Even a small amount of Bitcoin can make a difference to investment portfolios and even state pension fund managers are starting to take notice.
Jimmy Patronis, the chief financial officer of the State of Florida in the United States, asked the agency that manages the state’s retirement funds to consider investing in Bitcoin, as it has had a “material impact” on traditional investment portfolios’ returns, while also helping reduce their overall volatility.
Patronis, in a letter to the Florida State Board of Administration’s executive director, Chris Spencer, noted that Bitcoin (BTC) is often labeled “digital gold” and “could help diversify the state’s portfolio” while providing a “secure hedge against the volatility of other major asset classes.”
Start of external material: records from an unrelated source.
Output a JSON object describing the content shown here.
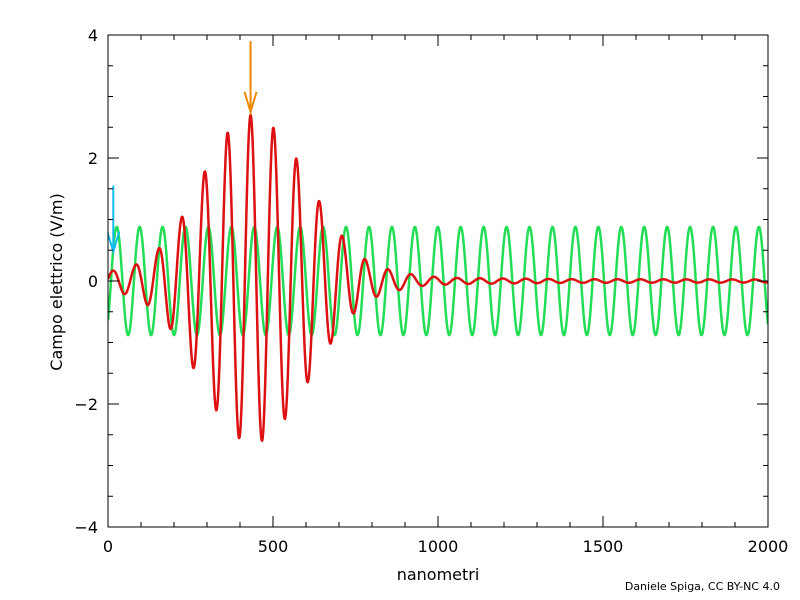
{
  "chart_data": {
    "type": "line",
    "title": "",
    "xlabel": "nanometri",
    "ylabel": "Campo elettrico (V/m)",
    "xlim": [
      0,
      2000
    ],
    "ylim": [
      -4,
      4
    ],
    "x_major_ticks": [
      0,
      500,
      1000,
      1500,
      2000
    ],
    "x_minor_ticks": [
      100,
      200,
      300,
      400,
      600,
      700,
      800,
      900,
      1100,
      1200,
      1300,
      1400,
      1600,
      1700,
      1800,
      1900
    ],
    "y_major_ticks": [
      -4,
      -2,
      0,
      2,
      4
    ],
    "y_minor_ticks": [
      -3.5,
      -3,
      -2.5,
      -1.5,
      -1,
      -0.5,
      0.5,
      1,
      1.5,
      2.5,
      3,
      3.5
    ],
    "x_tick_labels": [
      "0",
      "500",
      "1000",
      "1500",
      "2000"
    ],
    "y_tick_labels": [
      "−4",
      "−2",
      "0",
      "2",
      "4"
    ],
    "grid": false,
    "legend": "none",
    "series": [
      {
        "color": "#22dd55",
        "kind": "sinusoid",
        "amplitude": 0.88,
        "wavelength_nm": 69.5,
        "phase_shift_nm": 9,
        "line_width": 2.5
      },
      {
        "color": "#dd1111",
        "kind": "wave-packet",
        "x_range": [
          0,
          2000
        ],
        "peak_x": 432,
        "peak_value": 2.7,
        "wavelength_nm": 69.5,
        "envelope": [
          [
            0,
            0.15
          ],
          [
            80,
            0.25
          ],
          [
            150,
            0.5
          ],
          [
            220,
            1.0
          ],
          [
            290,
            1.75
          ],
          [
            360,
            2.4
          ],
          [
            432,
            2.7
          ],
          [
            500,
            2.5
          ],
          [
            570,
            2.0
          ],
          [
            640,
            1.3
          ],
          [
            720,
            0.65
          ],
          [
            790,
            0.3
          ],
          [
            860,
            0.17
          ],
          [
            950,
            0.08
          ],
          [
            1050,
            0.05
          ],
          [
            1200,
            0.04
          ],
          [
            1400,
            0.03
          ],
          [
            2000,
            0.025
          ]
        ],
        "line_width": 2.5
      }
    ],
    "annotations": [
      {
        "kind": "arrow-down",
        "color": "#11bbee",
        "x": 16,
        "y_from": 1.55,
        "y_to": 0.48
      },
      {
        "kind": "arrow-down",
        "color": "#ee8800",
        "x": 432,
        "y_from": 3.9,
        "y_to": 2.75
      }
    ]
  },
  "credit": "Daniele Spiga, CC BY-NC 4.0"
}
The state’s chief financial officer may be right, as Bitcoin has indeed been shown to be a potentially good portfolio diversifier, especially when applied to traditional portfolios allocating 60% of assets to stocks and 40% to bonds, known as the 60/40 portfolio.
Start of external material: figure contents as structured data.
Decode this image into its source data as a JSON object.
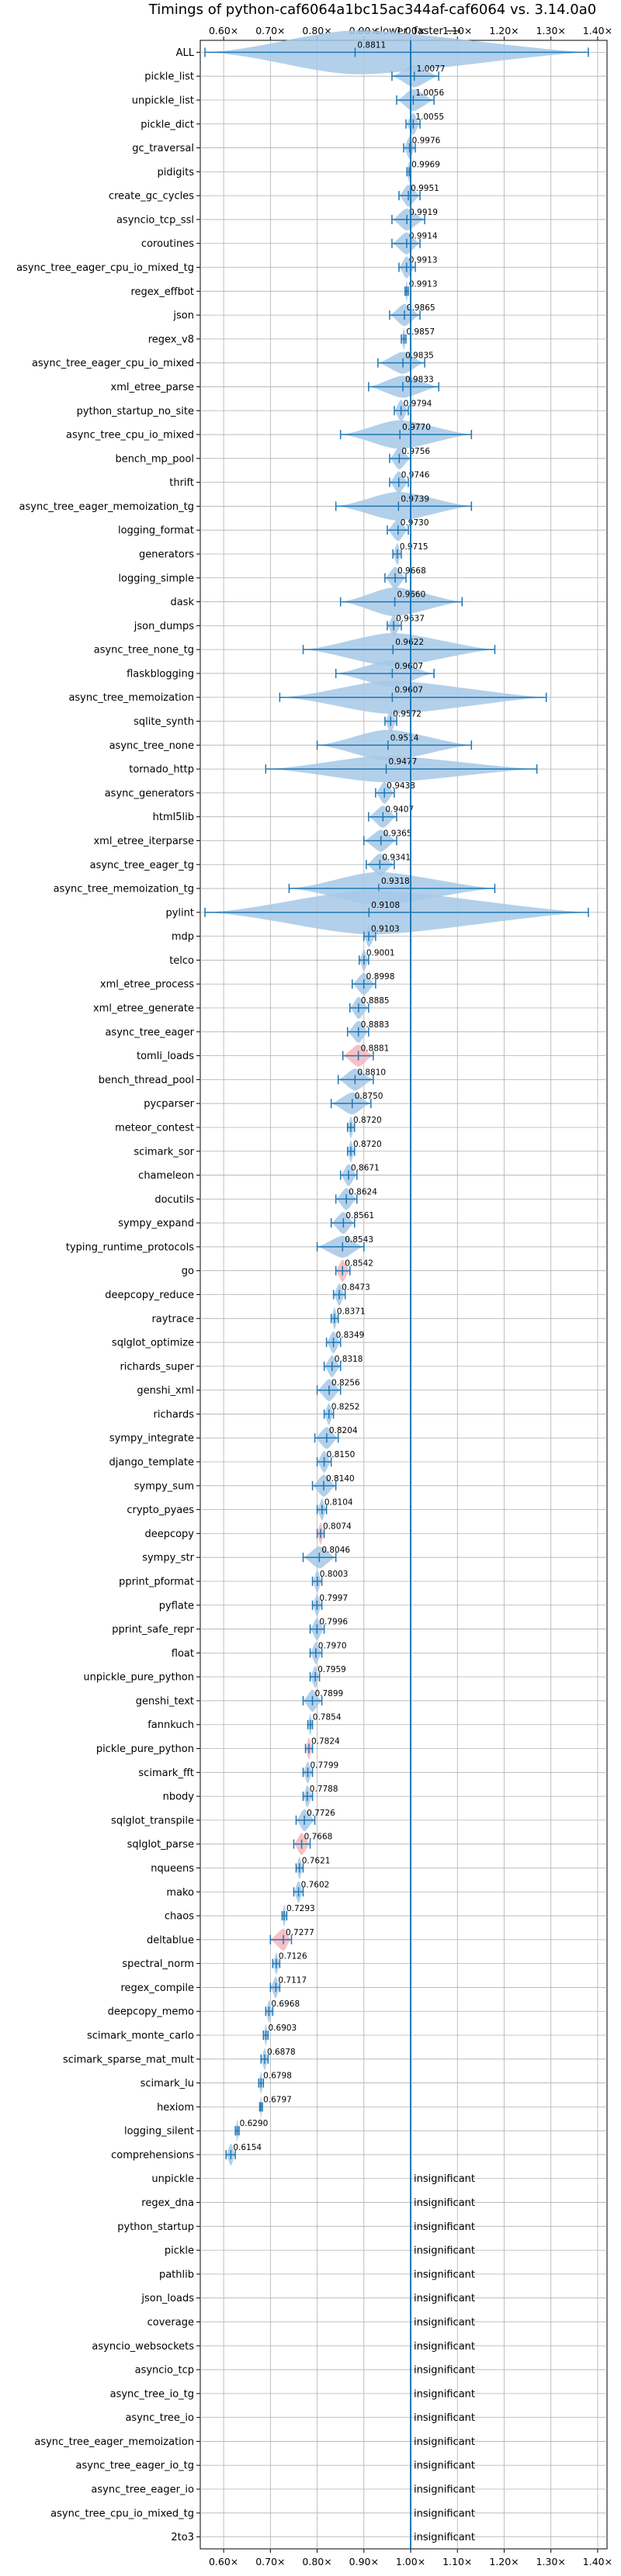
{
  "chart_data": {
    "type": "violin",
    "title": "Timings of python-caf6064a1bc15ac344af-caf6064 vs. 3.14.0a0",
    "subtitle_slower": "⟵ slower",
    "subtitle_faster": "faster ⟶",
    "xlim": [
      0.55,
      1.42
    ],
    "xticks": [
      0.6,
      0.7,
      0.8,
      0.9,
      1.0,
      1.1,
      1.2,
      1.3,
      1.4
    ],
    "xtick_labels": [
      "0.60×",
      "0.70×",
      "0.80×",
      "0.90×",
      "1.00×",
      "1.10×",
      "1.20×",
      "1.30×",
      "1.40×"
    ],
    "reference_line": 1.0,
    "grid": true,
    "insignificant_label": "insignificant",
    "colors": {
      "violin": "#a6c8e6",
      "line": "#1f77b4",
      "highlight": "#f4b6bc",
      "grid": "#b0b0b0"
    },
    "benchmarks": [
      {
        "name": "ALL",
        "value": 0.8811,
        "lo": 0.56,
        "hi": 1.38,
        "shown": "0.8811",
        "peak": 0.89,
        "w": 2.0
      },
      {
        "name": "pickle_list",
        "value": 1.0077,
        "lo": 0.96,
        "hi": 1.06,
        "shown": "1.0077"
      },
      {
        "name": "unpickle_list",
        "value": 1.0056,
        "lo": 0.97,
        "hi": 1.05,
        "shown": "1.0056"
      },
      {
        "name": "pickle_dict",
        "value": 1.0055,
        "lo": 0.99,
        "hi": 1.02,
        "shown": "1.0055"
      },
      {
        "name": "gc_traversal",
        "value": 0.9976,
        "lo": 0.985,
        "hi": 1.01,
        "shown": "0.9976"
      },
      {
        "name": "pidigits",
        "value": 0.9969,
        "lo": 0.992,
        "hi": 1.0,
        "shown": "0.9969"
      },
      {
        "name": "create_gc_cycles",
        "value": 0.9951,
        "lo": 0.975,
        "hi": 1.02,
        "shown": "0.9951"
      },
      {
        "name": "asyncio_tcp_ssl",
        "value": 0.9919,
        "lo": 0.96,
        "hi": 1.03,
        "shown": "0.9919"
      },
      {
        "name": "coroutines",
        "value": 0.9914,
        "lo": 0.96,
        "hi": 1.02,
        "shown": "0.9914"
      },
      {
        "name": "async_tree_eager_cpu_io_mixed_tg",
        "value": 0.9913,
        "lo": 0.975,
        "hi": 1.01,
        "shown": "0.9913"
      },
      {
        "name": "regex_effbot",
        "value": 0.9913,
        "lo": 0.988,
        "hi": 0.995,
        "shown": "0.9913"
      },
      {
        "name": "json",
        "value": 0.9865,
        "lo": 0.955,
        "hi": 1.02,
        "shown": "0.9865"
      },
      {
        "name": "regex_v8",
        "value": 0.9857,
        "lo": 0.98,
        "hi": 0.99,
        "shown": "0.9857"
      },
      {
        "name": "async_tree_eager_cpu_io_mixed",
        "value": 0.9835,
        "lo": 0.93,
        "hi": 1.03,
        "shown": "0.9835"
      },
      {
        "name": "xml_etree_parse",
        "value": 0.9833,
        "lo": 0.91,
        "hi": 1.06,
        "shown": "0.9833"
      },
      {
        "name": "python_startup_no_site",
        "value": 0.9794,
        "lo": 0.965,
        "hi": 0.995,
        "shown": "0.9794"
      },
      {
        "name": "async_tree_cpu_io_mixed",
        "value": 0.977,
        "lo": 0.85,
        "hi": 1.13,
        "shown": "0.9770",
        "w": 1.3
      },
      {
        "name": "bench_mp_pool",
        "value": 0.9756,
        "lo": 0.955,
        "hi": 1.0,
        "shown": "0.9756"
      },
      {
        "name": "thrift",
        "value": 0.9746,
        "lo": 0.955,
        "hi": 0.995,
        "shown": "0.9746"
      },
      {
        "name": "async_tree_eager_memoization_tg",
        "value": 0.9739,
        "lo": 0.84,
        "hi": 1.13,
        "shown": "0.9739",
        "w": 1.3
      },
      {
        "name": "logging_format",
        "value": 0.973,
        "lo": 0.95,
        "hi": 0.995,
        "shown": "0.9730"
      },
      {
        "name": "generators",
        "value": 0.9715,
        "lo": 0.962,
        "hi": 0.98,
        "shown": "0.9715"
      },
      {
        "name": "logging_simple",
        "value": 0.9668,
        "lo": 0.945,
        "hi": 0.99,
        "shown": "0.9668"
      },
      {
        "name": "dask",
        "value": 0.966,
        "lo": 0.85,
        "hi": 1.11,
        "shown": "0.9660",
        "w": 1.3
      },
      {
        "name": "json_dumps",
        "value": 0.9637,
        "lo": 0.95,
        "hi": 0.98,
        "shown": "0.9637"
      },
      {
        "name": "async_tree_none_tg",
        "value": 0.9622,
        "lo": 0.77,
        "hi": 1.18,
        "shown": "0.9622",
        "w": 1.5
      },
      {
        "name": "flaskblogging",
        "value": 0.9607,
        "lo": 0.84,
        "hi": 1.05,
        "shown": "0.9607",
        "w": 1.2
      },
      {
        "name": "async_tree_memoization",
        "value": 0.9607,
        "lo": 0.72,
        "hi": 1.29,
        "shown": "0.9607",
        "w": 1.5
      },
      {
        "name": "sqlite_synth",
        "value": 0.9572,
        "lo": 0.945,
        "hi": 0.97,
        "shown": "0.9572"
      },
      {
        "name": "async_tree_none",
        "value": 0.9514,
        "lo": 0.8,
        "hi": 1.13,
        "shown": "0.9514",
        "w": 1.4
      },
      {
        "name": "tornado_http",
        "value": 0.9477,
        "lo": 0.69,
        "hi": 1.27,
        "shown": "0.9477",
        "w": 1.2
      },
      {
        "name": "async_generators",
        "value": 0.9438,
        "lo": 0.925,
        "hi": 0.965,
        "shown": "0.9438"
      },
      {
        "name": "html5lib",
        "value": 0.9407,
        "lo": 0.91,
        "hi": 0.97,
        "shown": "0.9407"
      },
      {
        "name": "xml_etree_iterparse",
        "value": 0.9365,
        "lo": 0.9,
        "hi": 0.97,
        "shown": "0.9365"
      },
      {
        "name": "async_tree_eager_tg",
        "value": 0.9341,
        "lo": 0.905,
        "hi": 0.965,
        "shown": "0.9341"
      },
      {
        "name": "async_tree_memoization_tg",
        "value": 0.9318,
        "lo": 0.74,
        "hi": 1.18,
        "shown": "0.9318",
        "w": 1.5
      },
      {
        "name": "pylint",
        "value": 0.9108,
        "lo": 0.56,
        "hi": 1.38,
        "shown": "0.9108",
        "peak": 0.92,
        "w": 2.0
      },
      {
        "name": "mdp",
        "value": 0.9103,
        "lo": 0.9,
        "hi": 0.925,
        "shown": "0.9103"
      },
      {
        "name": "telco",
        "value": 0.9001,
        "lo": 0.89,
        "hi": 0.91,
        "shown": "0.9001"
      },
      {
        "name": "xml_etree_process",
        "value": 0.8998,
        "lo": 0.875,
        "hi": 0.925,
        "shown": "0.8998"
      },
      {
        "name": "xml_etree_generate",
        "value": 0.8885,
        "lo": 0.87,
        "hi": 0.91,
        "shown": "0.8885"
      },
      {
        "name": "async_tree_eager",
        "value": 0.8883,
        "lo": 0.865,
        "hi": 0.91,
        "shown": "0.8883"
      },
      {
        "name": "tomli_loads",
        "value": 0.8881,
        "lo": 0.855,
        "hi": 0.92,
        "shown": "0.8881",
        "hl": true
      },
      {
        "name": "bench_thread_pool",
        "value": 0.881,
        "lo": 0.845,
        "hi": 0.92,
        "shown": "0.8810"
      },
      {
        "name": "pycparser",
        "value": 0.875,
        "lo": 0.83,
        "hi": 0.915,
        "shown": "0.8750"
      },
      {
        "name": "meteor_contest",
        "value": 0.872,
        "lo": 0.865,
        "hi": 0.88,
        "shown": "0.8720"
      },
      {
        "name": "scimark_sor",
        "value": 0.872,
        "lo": 0.865,
        "hi": 0.88,
        "shown": "0.8720"
      },
      {
        "name": "chameleon",
        "value": 0.8671,
        "lo": 0.85,
        "hi": 0.885,
        "shown": "0.8671"
      },
      {
        "name": "docutils",
        "value": 0.8624,
        "lo": 0.84,
        "hi": 0.885,
        "shown": "0.8624"
      },
      {
        "name": "sympy_expand",
        "value": 0.8561,
        "lo": 0.83,
        "hi": 0.88,
        "shown": "0.8561"
      },
      {
        "name": "typing_runtime_protocols",
        "value": 0.8543,
        "lo": 0.8,
        "hi": 0.9,
        "shown": "0.8543"
      },
      {
        "name": "go",
        "value": 0.8542,
        "lo": 0.84,
        "hi": 0.87,
        "shown": "0.8542",
        "hl": true
      },
      {
        "name": "deepcopy_reduce",
        "value": 0.8473,
        "lo": 0.835,
        "hi": 0.86,
        "shown": "0.8473"
      },
      {
        "name": "raytrace",
        "value": 0.8371,
        "lo": 0.83,
        "hi": 0.845,
        "shown": "0.8371"
      },
      {
        "name": "sqlglot_optimize",
        "value": 0.8349,
        "lo": 0.82,
        "hi": 0.85,
        "shown": "0.8349"
      },
      {
        "name": "richards_super",
        "value": 0.8318,
        "lo": 0.815,
        "hi": 0.85,
        "shown": "0.8318"
      },
      {
        "name": "genshi_xml",
        "value": 0.8256,
        "lo": 0.8,
        "hi": 0.85,
        "shown": "0.8256"
      },
      {
        "name": "richards",
        "value": 0.8252,
        "lo": 0.815,
        "hi": 0.835,
        "shown": "0.8252"
      },
      {
        "name": "sympy_integrate",
        "value": 0.8204,
        "lo": 0.795,
        "hi": 0.845,
        "shown": "0.8204"
      },
      {
        "name": "django_template",
        "value": 0.815,
        "lo": 0.8,
        "hi": 0.83,
        "shown": "0.8150"
      },
      {
        "name": "sympy_sum",
        "value": 0.814,
        "lo": 0.79,
        "hi": 0.84,
        "shown": "0.8140"
      },
      {
        "name": "crypto_pyaes",
        "value": 0.8104,
        "lo": 0.8,
        "hi": 0.82,
        "shown": "0.8104"
      },
      {
        "name": "deepcopy",
        "value": 0.8074,
        "lo": 0.8,
        "hi": 0.815,
        "shown": "0.8074",
        "hl": true
      },
      {
        "name": "sympy_str",
        "value": 0.8046,
        "lo": 0.77,
        "hi": 0.84,
        "shown": "0.8046"
      },
      {
        "name": "pprint_pformat",
        "value": 0.8003,
        "lo": 0.79,
        "hi": 0.81,
        "shown": "0.8003"
      },
      {
        "name": "pyflate",
        "value": 0.7997,
        "lo": 0.79,
        "hi": 0.81,
        "shown": "0.7997"
      },
      {
        "name": "pprint_safe_repr",
        "value": 0.7996,
        "lo": 0.785,
        "hi": 0.815,
        "shown": "0.7996"
      },
      {
        "name": "float",
        "value": 0.797,
        "lo": 0.785,
        "hi": 0.81,
        "shown": "0.7970"
      },
      {
        "name": "unpickle_pure_python",
        "value": 0.7959,
        "lo": 0.785,
        "hi": 0.805,
        "shown": "0.7959"
      },
      {
        "name": "genshi_text",
        "value": 0.7899,
        "lo": 0.77,
        "hi": 0.81,
        "shown": "0.7899"
      },
      {
        "name": "fannkuch",
        "value": 0.7854,
        "lo": 0.78,
        "hi": 0.79,
        "shown": "0.7854"
      },
      {
        "name": "pickle_pure_python",
        "value": 0.7824,
        "lo": 0.775,
        "hi": 0.79,
        "shown": "0.7824",
        "hl": true
      },
      {
        "name": "scimark_fft",
        "value": 0.7799,
        "lo": 0.77,
        "hi": 0.79,
        "shown": "0.7799"
      },
      {
        "name": "nbody",
        "value": 0.7788,
        "lo": 0.77,
        "hi": 0.79,
        "shown": "0.7788"
      },
      {
        "name": "sqlglot_transpile",
        "value": 0.7726,
        "lo": 0.755,
        "hi": 0.795,
        "shown": "0.7726"
      },
      {
        "name": "sqlglot_parse",
        "value": 0.7668,
        "lo": 0.75,
        "hi": 0.785,
        "shown": "0.7668",
        "hl": true
      },
      {
        "name": "nqueens",
        "value": 0.7621,
        "lo": 0.755,
        "hi": 0.77,
        "shown": "0.7621"
      },
      {
        "name": "mako",
        "value": 0.7602,
        "lo": 0.75,
        "hi": 0.77,
        "shown": "0.7602"
      },
      {
        "name": "chaos",
        "value": 0.7293,
        "lo": 0.725,
        "hi": 0.735,
        "shown": "0.7293"
      },
      {
        "name": "deltablue",
        "value": 0.7277,
        "lo": 0.7,
        "hi": 0.745,
        "shown": "0.7277",
        "hl": true
      },
      {
        "name": "spectral_norm",
        "value": 0.7126,
        "lo": 0.705,
        "hi": 0.72,
        "shown": "0.7126"
      },
      {
        "name": "regex_compile",
        "value": 0.7117,
        "lo": 0.7,
        "hi": 0.72,
        "shown": "0.7117"
      },
      {
        "name": "deepcopy_memo",
        "value": 0.6968,
        "lo": 0.69,
        "hi": 0.705,
        "shown": "0.6968"
      },
      {
        "name": "scimark_monte_carlo",
        "value": 0.6903,
        "lo": 0.685,
        "hi": 0.695,
        "shown": "0.6903"
      },
      {
        "name": "scimark_sparse_mat_mult",
        "value": 0.6878,
        "lo": 0.68,
        "hi": 0.695,
        "shown": "0.6878"
      },
      {
        "name": "scimark_lu",
        "value": 0.6798,
        "lo": 0.675,
        "hi": 0.685,
        "shown": "0.6798"
      },
      {
        "name": "hexiom",
        "value": 0.6797,
        "lo": 0.677,
        "hi": 0.683,
        "shown": "0.6797"
      },
      {
        "name": "logging_silent",
        "value": 0.629,
        "lo": 0.625,
        "hi": 0.633,
        "shown": "0.6290"
      },
      {
        "name": "comprehensions",
        "value": 0.6154,
        "lo": 0.605,
        "hi": 0.625,
        "shown": "0.6154"
      },
      {
        "name": "unpickle",
        "value": null
      },
      {
        "name": "regex_dna",
        "value": null
      },
      {
        "name": "python_startup",
        "value": null
      },
      {
        "name": "pickle",
        "value": null
      },
      {
        "name": "pathlib",
        "value": null
      },
      {
        "name": "json_loads",
        "value": null
      },
      {
        "name": "coverage",
        "value": null
      },
      {
        "name": "asyncio_websockets",
        "value": null
      },
      {
        "name": "asyncio_tcp",
        "value": null
      },
      {
        "name": "async_tree_io_tg",
        "value": null
      },
      {
        "name": "async_tree_io",
        "value": null
      },
      {
        "name": "async_tree_eager_memoization",
        "value": null
      },
      {
        "name": "async_tree_eager_io_tg",
        "value": null
      },
      {
        "name": "async_tree_eager_io",
        "value": null
      },
      {
        "name": "async_tree_cpu_io_mixed_tg",
        "value": null
      },
      {
        "name": "2to3",
        "value": null
      }
    ]
  }
}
Brian Rudick, head of research at market maker GSR, told Cointelegraph that according to a study the firm conducted, a modest 1% Bitcoin allocation “has historically had a material positive impact on a standard 60/40 portfolio’s Sharpe ratio.”
The Sharpe ratio is a metric used to analyze the risk-adjusted return of an investment, first developed by economist William F. Sharpe in 1966. Per Rudic, the more Bitcoin is added to the model portfolio beyond 1%, the better the Sharpe ratio of that portfolio, which indicates “that a fund is generating a sufficient amount of returns relative to the increase in risk.”
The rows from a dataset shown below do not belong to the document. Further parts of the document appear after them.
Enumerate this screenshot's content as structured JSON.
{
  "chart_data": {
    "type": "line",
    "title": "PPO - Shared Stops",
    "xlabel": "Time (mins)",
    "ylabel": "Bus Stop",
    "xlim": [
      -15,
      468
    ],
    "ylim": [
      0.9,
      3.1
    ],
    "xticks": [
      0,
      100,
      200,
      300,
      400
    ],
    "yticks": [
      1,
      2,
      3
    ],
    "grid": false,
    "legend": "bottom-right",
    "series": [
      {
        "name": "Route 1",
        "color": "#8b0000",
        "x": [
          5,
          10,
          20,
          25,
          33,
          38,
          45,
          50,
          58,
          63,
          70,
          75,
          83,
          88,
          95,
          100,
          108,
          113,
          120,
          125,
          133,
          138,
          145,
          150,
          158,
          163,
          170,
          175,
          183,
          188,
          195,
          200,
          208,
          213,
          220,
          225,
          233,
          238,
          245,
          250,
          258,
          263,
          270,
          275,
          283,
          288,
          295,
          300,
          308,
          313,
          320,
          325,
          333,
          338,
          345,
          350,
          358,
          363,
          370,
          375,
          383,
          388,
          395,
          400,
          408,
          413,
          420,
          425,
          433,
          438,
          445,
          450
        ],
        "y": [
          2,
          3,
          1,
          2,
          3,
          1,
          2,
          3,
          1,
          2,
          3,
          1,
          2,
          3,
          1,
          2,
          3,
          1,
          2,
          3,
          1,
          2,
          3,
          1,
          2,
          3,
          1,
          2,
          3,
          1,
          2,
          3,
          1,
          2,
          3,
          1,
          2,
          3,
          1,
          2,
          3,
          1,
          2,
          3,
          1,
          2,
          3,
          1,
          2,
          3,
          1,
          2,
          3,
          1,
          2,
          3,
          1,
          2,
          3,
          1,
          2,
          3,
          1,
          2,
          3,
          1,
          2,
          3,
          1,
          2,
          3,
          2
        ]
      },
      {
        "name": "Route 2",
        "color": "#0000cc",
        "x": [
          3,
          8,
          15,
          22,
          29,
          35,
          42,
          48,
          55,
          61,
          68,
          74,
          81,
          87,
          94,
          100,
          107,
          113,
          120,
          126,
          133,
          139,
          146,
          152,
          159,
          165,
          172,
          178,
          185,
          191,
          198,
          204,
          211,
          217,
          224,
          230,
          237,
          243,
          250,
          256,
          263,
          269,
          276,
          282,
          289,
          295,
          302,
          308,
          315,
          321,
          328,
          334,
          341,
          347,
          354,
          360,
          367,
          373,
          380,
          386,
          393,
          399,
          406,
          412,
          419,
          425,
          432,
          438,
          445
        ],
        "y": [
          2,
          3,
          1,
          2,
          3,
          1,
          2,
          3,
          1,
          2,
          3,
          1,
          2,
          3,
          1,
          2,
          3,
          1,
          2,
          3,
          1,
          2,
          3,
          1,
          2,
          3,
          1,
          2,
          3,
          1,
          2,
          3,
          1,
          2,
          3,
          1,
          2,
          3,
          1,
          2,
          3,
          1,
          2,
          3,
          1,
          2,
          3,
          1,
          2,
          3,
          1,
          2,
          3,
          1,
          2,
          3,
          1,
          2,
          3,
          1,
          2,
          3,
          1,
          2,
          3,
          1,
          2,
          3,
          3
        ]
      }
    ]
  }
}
“Portfolios with a 1% allocation tended to generate an excess return of about 1% annually with much smaller increases in portfolio volatility and maximum drawdown.”
Steve Lubka, managing director of Swan Private Client Services at Bitcoin financial services firm Swan, seemingly echoed Rubick’s thoughts, telling Cointelegraph that a “small Bitcoin allocation could generally boost returns for the State of Florida by 2-3% in their pension.”